Time-Resolved Fluorescence Spectroscopy

Time-resolved fluorescence spectroscopy provides information on molecular processes in the excited state. Several techniques allow measuring fluorescence dynamics at different time scales using the same experimental setup:

  • Kerr gate
  • Fluorescence upconversion
  • Time-correlated single-photon counting (TCSPC)
  • Phosphorescence
Kerr Gate

The optical Kerr gate technique involves an ultrafast laser pulse (pump), a second pulse (gate), and a Kerr medium. The pump pulse triggers the molecular process of interest. The fluorescence first passes through a linear polarizer. A second linear polarizer (analyzer) is positioned perpendicular to the first polarizer, effectively blocking the transmitted emission signal. A Kerr medium is placed between the analyzer and polarizer. The gate pulse records spectroscopic changes induced by the pump pulse, it switches the material birefringence “on” in the Kerr medium, which is typically an isotropic material. This laser-induced anisotropy lasts for a few hundred femtoseconds. During this short temporal window, the linearly polarized fluorescence beam will get phase-shifted after passing through the Kerr medium, resulting in the depolarization of the original fluorescence beam, and, therefore, its partial transmittance through a cross-polarized optical system. 

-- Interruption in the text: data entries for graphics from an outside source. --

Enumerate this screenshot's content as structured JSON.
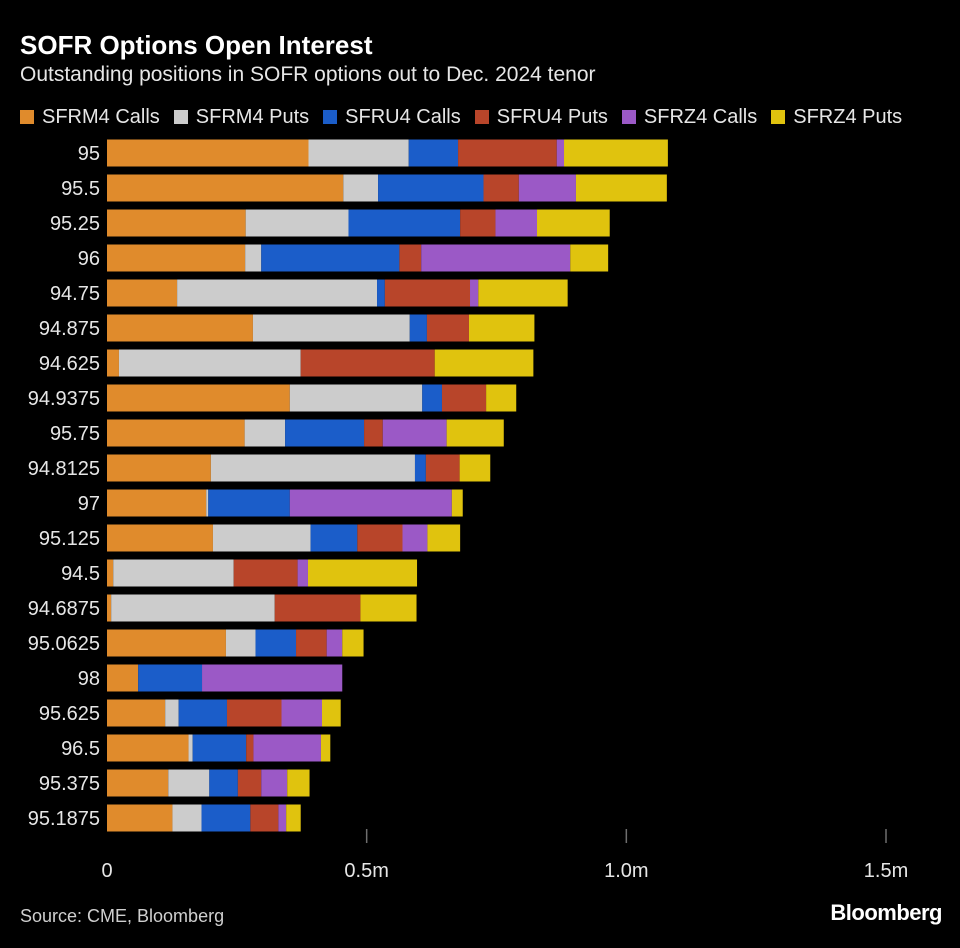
{
  "header": {
    "title": "SOFR Options Open Interest",
    "subtitle": "Outstanding positions in SOFR options out to Dec. 2024 tenor"
  },
  "footer": {
    "source": "Source: CME, Bloomberg",
    "brand": "Bloomberg"
  },
  "colors": {
    "background": "#000000",
    "tick_text": "#e6e6e6",
    "gridline": "#6e6e6e"
  },
  "chart_data": {
    "type": "bar",
    "orientation": "horizontal",
    "stacked": true,
    "categories": [
      "95",
      "95.5",
      "95.25",
      "96",
      "94.75",
      "94.875",
      "94.625",
      "94.9375",
      "95.75",
      "94.8125",
      "97",
      "95.125",
      "94.5",
      "94.6875",
      "95.0625",
      "98",
      "95.625",
      "96.5",
      "95.375",
      "95.1875"
    ],
    "series": [
      {
        "name": "SFRM4 Calls",
        "color": "#e08b2c",
        "values": [
          388000,
          455000,
          267000,
          266000,
          135000,
          281000,
          23000,
          352000,
          265000,
          200000,
          191000,
          204000,
          12000,
          8000,
          229000,
          60000,
          112000,
          157000,
          118000,
          126000
        ]
      },
      {
        "name": "SFRM4 Puts",
        "color": "#cccccc",
        "values": [
          193000,
          67000,
          198000,
          31000,
          385000,
          302000,
          350000,
          255000,
          78000,
          393000,
          4000,
          188000,
          232000,
          315000,
          57000,
          0,
          26000,
          8000,
          79000,
          56000
        ]
      },
      {
        "name": "SFRU4 Calls",
        "color": "#1b5dc9",
        "values": [
          95000,
          203000,
          215000,
          266000,
          15000,
          33000,
          0,
          38000,
          152000,
          21000,
          157000,
          90000,
          0,
          0,
          78000,
          123000,
          93000,
          103000,
          55000,
          94000
        ]
      },
      {
        "name": "SFRU4 Puts",
        "color": "#b8452a",
        "values": [
          190000,
          68000,
          68000,
          42000,
          164000,
          81000,
          258000,
          85000,
          36000,
          65000,
          0,
          87000,
          123000,
          165000,
          59000,
          0,
          105000,
          14000,
          45000,
          54000
        ]
      },
      {
        "name": "SFRZ4 Calls",
        "color": "#9b59c6",
        "values": [
          14000,
          110000,
          80000,
          287000,
          16000,
          0,
          0,
          0,
          123000,
          0,
          312000,
          48000,
          20000,
          0,
          30000,
          270000,
          78000,
          130000,
          50000,
          15000
        ]
      },
      {
        "name": "SFRZ4 Puts",
        "color": "#e0c30e",
        "values": [
          200000,
          175000,
          140000,
          73000,
          172000,
          126000,
          190000,
          58000,
          110000,
          59000,
          21000,
          63000,
          210000,
          108000,
          41000,
          0,
          36000,
          18000,
          43000,
          28000
        ]
      }
    ],
    "xlim": [
      0,
      1500000
    ],
    "xticks": [
      0,
      500000,
      1000000,
      1500000
    ],
    "xtick_labels": [
      "0",
      "0.5m",
      "1.0m",
      "1.5m"
    ],
    "xlabel": "",
    "ylabel": "",
    "grid": "vertical-ticks-only",
    "legend_position": "top-left"
  }
}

Fluorescence spectra on the femtosecond time scale are frequently measured using an optical gate. The optical gate works by slicing through the fluorescence decay, with the timing of the slicing determined by a delay stage. This delay stage sets the interval between the moment of excitation by the pump pulse and the gating. By repeating the experiment with different delay values, the decay trace or profile can be obtained.

Fluorescence Upconversion

The fluorescence upconversion experiment (FU) offers better temporal resolution but is more complex than the Kerr gate. In this experiment, the pump pulse promotes the molecular system to a singlet excited state S1 at tPump = 0. Fluorescence from the excited state typically persists for tens or hundreds of nanoseconds. This relatively long signal is collected from the emissive sample and focused into a non-linear medium χ(2) along with a much shorter gate pulse. This results in sum-frequency mixing of the two waves (i.e., upconversion). The intensity of the upconverted radiation (ωupconversion) is directly proportional to the temporal product of the two interacting pulses. As we forward the gating pulse in time (tGate = tGate1, tGate2, tGate3, …), these temporally-progressed gating pulses interact with different segments of the fluorescence pulse envelope. Since the temporal duration of the laser pulse is much shorter that the fluorescence signal, the gating pulse effectively acts as a strobe that “slices up” the much longer fluorescence pulse, creating upconverted pulses of varying intensity. The generated sum-frequency can then be detected in a spectral device using a “slow” detector.

TCSPC

TCSPC (Time-correlated single-photon counting) is an electronic time-domain fluorescence measurement technique that relies on the probabilistic nature of fluorescence. For illustrative purposes, it can be envisioned as using a fast stopwatch to detect fluorescence events. When a sample is excited by a short laser pulse at a relative t = 0, it emits a fluorescence photon after a time period Δt (with some probability). If the excitation-to-emission time Δt can be measured several times using many laser pulses, the obtained values will be distributed according to the emission probability, i.e., the fluorescence decay curve will be obtained. This process is illustrated in the picture below. After gathering a statistically meaningful number of single-photon detection events, they are sorted by photon detection times. This produces a histogram that represents the probability of emitting a photon from the excited state, i.e., the fluorescence decay probability.

The HARPIA-TF is a time-resolved fluorescence measurement module for HARPIA-TA spectroscopy system that combines Kerr gate or fluorescence upconversion with TCSPC techniques. With the use of a high repetition rate PHAROS or CARBIDE femtosecond laser, the fluorescence dynamics are measured while exciting the samples with pulse energies down to several nanojoules.